Mika Buffington Malone
Looking back at her 15 years at Meketa Investment Group, Managing Principal Mika Malone sees a particularly notable trend: CIOs’ and pension funds’ ever-increasing interest in environmental, social and governance (ESG) concerns. “It’s one of the most hotly debated topics right now,” she says.
Meketa, an investment advisory and consulting firm with $640 billion in assets under advisement, works primarily with public and private pension plans, as well as endowments, foundations, and family offices. Malone, who is based out of Portland, Oregon, works with West Coast-based clients that include the California State Teachers’ Retirement System (CalSTRS) and the State of Wyoming’s pension plan. She focuses on such areas as investment policy and asset allocation, in addition to manager selection, by tapping the firm’s research team.
When it comes to ESG considerations, Malone’s clients are asking more frequently to have the issue included into investment belief statements—documents attached to the organization’s investment policies that lay out anywhere from three to 20 core beliefs. “It helps boards figure out what is important, with a set of basic principles to invest by,” says Malone, who has written such statements for several clients over the last two years. Those documents might include something on the prosaic side, like a belief in the value of active management.

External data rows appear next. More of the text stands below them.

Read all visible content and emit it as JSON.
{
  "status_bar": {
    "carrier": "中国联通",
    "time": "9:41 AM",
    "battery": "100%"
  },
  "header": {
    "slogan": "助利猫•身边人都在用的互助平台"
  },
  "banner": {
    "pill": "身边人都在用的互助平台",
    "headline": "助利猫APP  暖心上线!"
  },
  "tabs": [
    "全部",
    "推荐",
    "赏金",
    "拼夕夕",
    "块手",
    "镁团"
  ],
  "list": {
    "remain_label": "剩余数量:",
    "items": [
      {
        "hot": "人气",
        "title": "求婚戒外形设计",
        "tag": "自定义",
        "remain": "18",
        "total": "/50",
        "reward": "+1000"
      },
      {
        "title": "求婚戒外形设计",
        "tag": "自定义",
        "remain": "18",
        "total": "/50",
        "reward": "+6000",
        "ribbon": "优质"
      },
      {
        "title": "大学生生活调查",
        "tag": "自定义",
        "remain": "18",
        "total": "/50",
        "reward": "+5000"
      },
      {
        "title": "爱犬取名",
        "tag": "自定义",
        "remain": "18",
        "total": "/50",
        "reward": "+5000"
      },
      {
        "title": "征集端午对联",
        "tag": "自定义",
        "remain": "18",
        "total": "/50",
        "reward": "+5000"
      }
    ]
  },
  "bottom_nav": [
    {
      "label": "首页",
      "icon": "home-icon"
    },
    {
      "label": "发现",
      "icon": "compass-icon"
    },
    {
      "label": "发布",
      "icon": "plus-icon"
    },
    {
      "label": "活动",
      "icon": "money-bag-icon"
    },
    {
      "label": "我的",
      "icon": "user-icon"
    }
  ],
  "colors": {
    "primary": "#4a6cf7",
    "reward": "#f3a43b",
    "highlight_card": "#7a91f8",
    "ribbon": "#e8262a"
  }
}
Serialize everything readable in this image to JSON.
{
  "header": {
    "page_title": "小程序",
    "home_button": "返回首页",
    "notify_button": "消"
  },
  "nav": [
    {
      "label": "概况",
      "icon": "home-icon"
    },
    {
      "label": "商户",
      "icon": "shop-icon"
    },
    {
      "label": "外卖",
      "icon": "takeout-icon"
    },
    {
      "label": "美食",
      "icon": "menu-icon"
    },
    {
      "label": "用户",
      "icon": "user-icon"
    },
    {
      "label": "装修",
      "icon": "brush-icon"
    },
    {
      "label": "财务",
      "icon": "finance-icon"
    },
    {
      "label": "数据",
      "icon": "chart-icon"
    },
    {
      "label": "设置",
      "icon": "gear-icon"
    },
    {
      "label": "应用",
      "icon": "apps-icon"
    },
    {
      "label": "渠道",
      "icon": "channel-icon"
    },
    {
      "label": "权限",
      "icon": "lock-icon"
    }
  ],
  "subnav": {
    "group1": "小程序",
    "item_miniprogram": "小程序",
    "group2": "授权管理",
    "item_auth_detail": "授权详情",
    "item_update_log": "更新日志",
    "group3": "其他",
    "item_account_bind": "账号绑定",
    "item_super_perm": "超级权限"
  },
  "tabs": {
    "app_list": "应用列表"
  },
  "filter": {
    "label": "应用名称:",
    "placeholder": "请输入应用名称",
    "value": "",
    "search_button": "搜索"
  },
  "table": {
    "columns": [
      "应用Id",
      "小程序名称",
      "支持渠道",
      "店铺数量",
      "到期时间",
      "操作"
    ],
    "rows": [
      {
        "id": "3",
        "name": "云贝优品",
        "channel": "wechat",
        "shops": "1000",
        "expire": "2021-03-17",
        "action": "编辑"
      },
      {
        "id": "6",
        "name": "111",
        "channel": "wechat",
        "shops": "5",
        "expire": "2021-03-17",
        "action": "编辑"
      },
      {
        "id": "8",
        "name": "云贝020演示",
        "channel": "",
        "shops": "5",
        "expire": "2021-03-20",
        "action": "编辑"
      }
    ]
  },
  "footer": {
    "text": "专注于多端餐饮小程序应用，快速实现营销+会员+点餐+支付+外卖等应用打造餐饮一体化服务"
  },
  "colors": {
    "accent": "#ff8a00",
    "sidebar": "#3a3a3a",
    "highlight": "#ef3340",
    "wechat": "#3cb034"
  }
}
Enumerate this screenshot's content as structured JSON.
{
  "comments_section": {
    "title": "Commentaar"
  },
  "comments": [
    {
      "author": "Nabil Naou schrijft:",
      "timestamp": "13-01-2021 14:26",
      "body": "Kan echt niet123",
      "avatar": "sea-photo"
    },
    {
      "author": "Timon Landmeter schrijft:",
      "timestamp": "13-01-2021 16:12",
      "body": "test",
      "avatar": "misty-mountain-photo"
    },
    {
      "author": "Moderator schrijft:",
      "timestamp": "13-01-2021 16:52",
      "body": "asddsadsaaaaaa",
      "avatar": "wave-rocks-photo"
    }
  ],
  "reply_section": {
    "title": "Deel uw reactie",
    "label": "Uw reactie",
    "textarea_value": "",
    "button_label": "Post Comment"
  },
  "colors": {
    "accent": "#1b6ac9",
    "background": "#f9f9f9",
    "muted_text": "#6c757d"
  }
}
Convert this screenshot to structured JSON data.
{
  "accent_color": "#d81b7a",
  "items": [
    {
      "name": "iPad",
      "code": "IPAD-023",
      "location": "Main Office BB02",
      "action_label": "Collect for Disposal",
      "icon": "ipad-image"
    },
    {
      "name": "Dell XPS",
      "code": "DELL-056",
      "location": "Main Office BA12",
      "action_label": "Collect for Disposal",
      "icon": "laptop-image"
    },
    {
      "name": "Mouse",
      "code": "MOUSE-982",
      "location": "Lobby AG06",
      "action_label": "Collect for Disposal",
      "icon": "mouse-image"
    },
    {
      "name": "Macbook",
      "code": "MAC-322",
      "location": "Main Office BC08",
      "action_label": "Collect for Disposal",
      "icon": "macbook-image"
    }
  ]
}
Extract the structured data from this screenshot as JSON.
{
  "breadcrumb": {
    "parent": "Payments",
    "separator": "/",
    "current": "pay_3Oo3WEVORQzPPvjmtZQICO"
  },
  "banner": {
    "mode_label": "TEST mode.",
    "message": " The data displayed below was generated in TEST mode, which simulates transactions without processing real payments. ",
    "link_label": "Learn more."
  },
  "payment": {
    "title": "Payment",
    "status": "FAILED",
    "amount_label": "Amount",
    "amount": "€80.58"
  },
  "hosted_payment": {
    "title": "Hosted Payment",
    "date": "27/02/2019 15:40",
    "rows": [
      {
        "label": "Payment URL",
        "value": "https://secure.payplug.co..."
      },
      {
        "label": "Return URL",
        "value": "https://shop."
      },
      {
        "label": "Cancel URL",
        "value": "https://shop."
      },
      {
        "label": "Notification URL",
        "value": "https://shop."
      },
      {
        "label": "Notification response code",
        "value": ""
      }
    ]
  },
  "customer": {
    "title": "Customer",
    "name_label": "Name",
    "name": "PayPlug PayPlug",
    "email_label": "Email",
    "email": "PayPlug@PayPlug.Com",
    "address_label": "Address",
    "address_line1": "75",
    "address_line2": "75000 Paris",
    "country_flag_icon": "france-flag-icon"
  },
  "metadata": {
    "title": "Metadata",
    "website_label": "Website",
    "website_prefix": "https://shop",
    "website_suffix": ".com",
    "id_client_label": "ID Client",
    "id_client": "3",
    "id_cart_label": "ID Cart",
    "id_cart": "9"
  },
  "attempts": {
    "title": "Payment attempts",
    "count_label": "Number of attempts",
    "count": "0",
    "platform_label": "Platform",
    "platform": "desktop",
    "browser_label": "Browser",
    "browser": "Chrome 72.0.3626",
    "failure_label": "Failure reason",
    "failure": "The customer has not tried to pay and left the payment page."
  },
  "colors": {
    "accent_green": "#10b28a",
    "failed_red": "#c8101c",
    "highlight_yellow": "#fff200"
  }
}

But they also increasingly cover a definition of ESG investing and the role it should play in their portfolios.
At the same time, while it’s a hot area, clients sometimes aren’t willing to take that final leap. “They often stop short of wanting to make statements about believing ESG will necessarily add value to the bottom line,” she says.
According to Malone, this stepped-up focus also is connected to another prevalent interest: ensuring that clients’ boards and staffs, as well as those at their investment managers, are diverse. “That’s a little bit harder,” she says. “It means looking at inclusion and equity and how they’re integrated into a firm.”
Additionally, Malone sees clients worrying about risk. That means analyzing when a downturn could happen and how that should affect their portfolio planning over the next decade. She’s increasingly found a new tool in her toolbox to be helpful—conducting anonymous surveys of board members and, when appropriate, staff, to get a better understanding of each person’s values and knowledge. The anonymity allows clients to be more forthcoming than they might otherwise be.
Most important, the results help Malone pinpoint where there’s a knowledge gap. For example, after going through an asset allocation review, she’s found that, although she might have described a worst-case scenario as being in the range of a 25% loss, anonymous survey responses revealed a significant share of respondents thought the worst case was perhaps minus 5%. She can then provide more education about realistic expectations by using new graphics or approaching the numbers in a different way.
Case in point: A year ago, she and staff created and conducted a survey with one public pension after discussing the projections for downside risk in asset allocation. Then, in the next round of asset allocation review, she spent time presenting visuals and other representations of her report to focus on downside risk expectations. When they surveyed the board again recently, they found that their understanding had improved dramatically. “It was a really good sign we had broken through and were working together with the same view of the data,” she says.